Challenge over SC law banning 8 concepts on race from classrooms can continue, appeals court says
COLUMBIA — A group of students, educators and an author can challenge a state law banning certain race-based lessons, a federal appeals court said Tuesday, reversing a lower court’s decision.
The challenge, filed in January 2025, never got to arguments on the law itself, ending instead last September when U.S. District Judge Sherri Lydon decided those who signed on didn’t meet the standards to sue. Tuesday’s decision will allow the group’s challenge to move forward.
The ruling also gives the group, which includes the state NAACP, another chance to argue the state should stop enforcing the law while the case continues.
SC law banning 8 concepts on race from classrooms can remain in place, judge says
“This decision is a critical victory for South Carolina students, educators, and families who deserve access to truthful, inclusive education,” Charles McLaurin, an attorney working on the case for Legal Defense Fund, said in an email.
The Department of Education pointed out the case is not yet settled, since the appeals court simply allowed the challenge to continue but made no decisions about which side was in the right legally.
“There has not yet been any ruling on the merits of the case, and the Department’s legal positions and defenses are still pending before the district court to be decided,” spokeswoman Christy Cox said in an email. “We remain confident that the Department’s actions are consistent with the law.”
The law, included as part of the state budget since 2021, prohibits schools from teaching eight concepts about race and history, including that one race is better than another, that people are responsible for past atrocities because of their race, and that traits such as hard work are oppressive and racist. Districts that violate the law risk losing state funding.
The concept on the list that legislators in both parties later agreed could cause confusion dealt with students’ feelings.
In 2023, legislators passed a bill that would remove that line, create a statewide process for complaints and specify that the ban does not apply to “historically accurate” discussions of slavery, Reconstruction, the Jim Crow era, segregation, racial lynchings and any “historical oppression of a particular group of people based on race, sex, ethnicity, class, nationality, religion, or geographic region.”
But opponents, many of whom didn’t realize the legislation would clean up what was already state law, called on legislators to kill the bill, arguing it would stifle lessons. The bill died with the end of the 2024 session with the House and Senate unable to agree on a compromise between their versions.
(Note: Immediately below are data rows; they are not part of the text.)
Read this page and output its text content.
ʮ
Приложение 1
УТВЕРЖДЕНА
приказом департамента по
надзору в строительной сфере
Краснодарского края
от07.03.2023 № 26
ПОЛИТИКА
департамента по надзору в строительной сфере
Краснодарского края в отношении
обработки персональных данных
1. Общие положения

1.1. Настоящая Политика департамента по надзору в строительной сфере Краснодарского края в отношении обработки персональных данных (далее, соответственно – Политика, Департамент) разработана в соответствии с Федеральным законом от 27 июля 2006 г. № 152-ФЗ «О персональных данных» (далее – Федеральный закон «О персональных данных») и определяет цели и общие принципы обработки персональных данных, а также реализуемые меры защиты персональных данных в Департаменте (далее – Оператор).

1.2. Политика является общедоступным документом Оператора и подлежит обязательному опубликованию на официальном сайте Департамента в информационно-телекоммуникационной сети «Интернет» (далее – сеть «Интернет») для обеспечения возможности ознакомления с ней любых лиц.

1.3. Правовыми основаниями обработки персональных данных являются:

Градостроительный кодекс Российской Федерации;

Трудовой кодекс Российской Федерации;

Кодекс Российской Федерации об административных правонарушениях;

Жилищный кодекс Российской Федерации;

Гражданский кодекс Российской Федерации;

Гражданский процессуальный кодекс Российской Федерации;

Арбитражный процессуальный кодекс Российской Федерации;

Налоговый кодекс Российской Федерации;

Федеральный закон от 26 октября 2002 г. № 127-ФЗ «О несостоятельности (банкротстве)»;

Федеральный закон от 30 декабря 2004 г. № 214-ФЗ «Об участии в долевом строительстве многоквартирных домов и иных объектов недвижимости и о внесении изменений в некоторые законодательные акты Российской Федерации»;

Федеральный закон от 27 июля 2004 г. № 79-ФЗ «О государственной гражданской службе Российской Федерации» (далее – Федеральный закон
The budget clause led to far-reaching effects that harmed those filing the lawsuit, it argues.
The students claimed the law caused the Department of Education to remove a class on Black history, while author Ibram Kendi argued it meant the removal of one of his books from school classrooms and libraries. A librarian and a teacher claimed the law forced them to change their lesson plans or risk being fired.
Those effects violated the group’s First Amendment rights to information, as well as the Constitution’s 14th Amendment’s guarantee of due process and equal protection, the lawsuit read.
The appeals court agreed that two of the four students suing, none of whom are named in the filings, couldn’t remain part of the lawsuit. One student graduated high school after its filing, and the other never actually enrolled in the African American Studies class before its discontinuation.
Since the other two students made moves to enroll in the Advanced Placement course, they had the right to sue, wrote appeals Judge Steve Agee, who penned the opinion for the three-person panel.
Students, teachers call on SC education agency to add AP African American Studies to state list
Attorneys for the Department of Education said the law didn’t lead to the removal of the AP course or the removal of Kendi’s book, “Stamped: Racism, Antiracism, and You.”
Lyon agreed in her dismissal of the case, saying the removal of the clause from the state budget wouldn’t solve the issues the students or Kendi raised.
A department memo cited an upcoming review of the state’s social studies curriculum as one of the reasons the state wouldn’t continue offering AP African American Studies, which began as a pilot program in 2022. Board members in Lexington County School District 3 officially removed Kendi’s book from library shelves because of “inaccuracies and lack of objectivity,” according to court filings.
In both cases, however, officials also mentioned the law as a concern, which made the challenge valid, the appeals court decided. The state’s memo also mentioned the budget clause as a reason for removing the course, and school district board members expressed similar concerns in emails included in court filings.
The lawsuit will return to Lydon, who will decide how the case moves forward.
“We look forward to continuing this case in district court and fighting for every student’s right to have honest and accurate portrayals of their history taught in their classrooms,” McLaurin said in an email.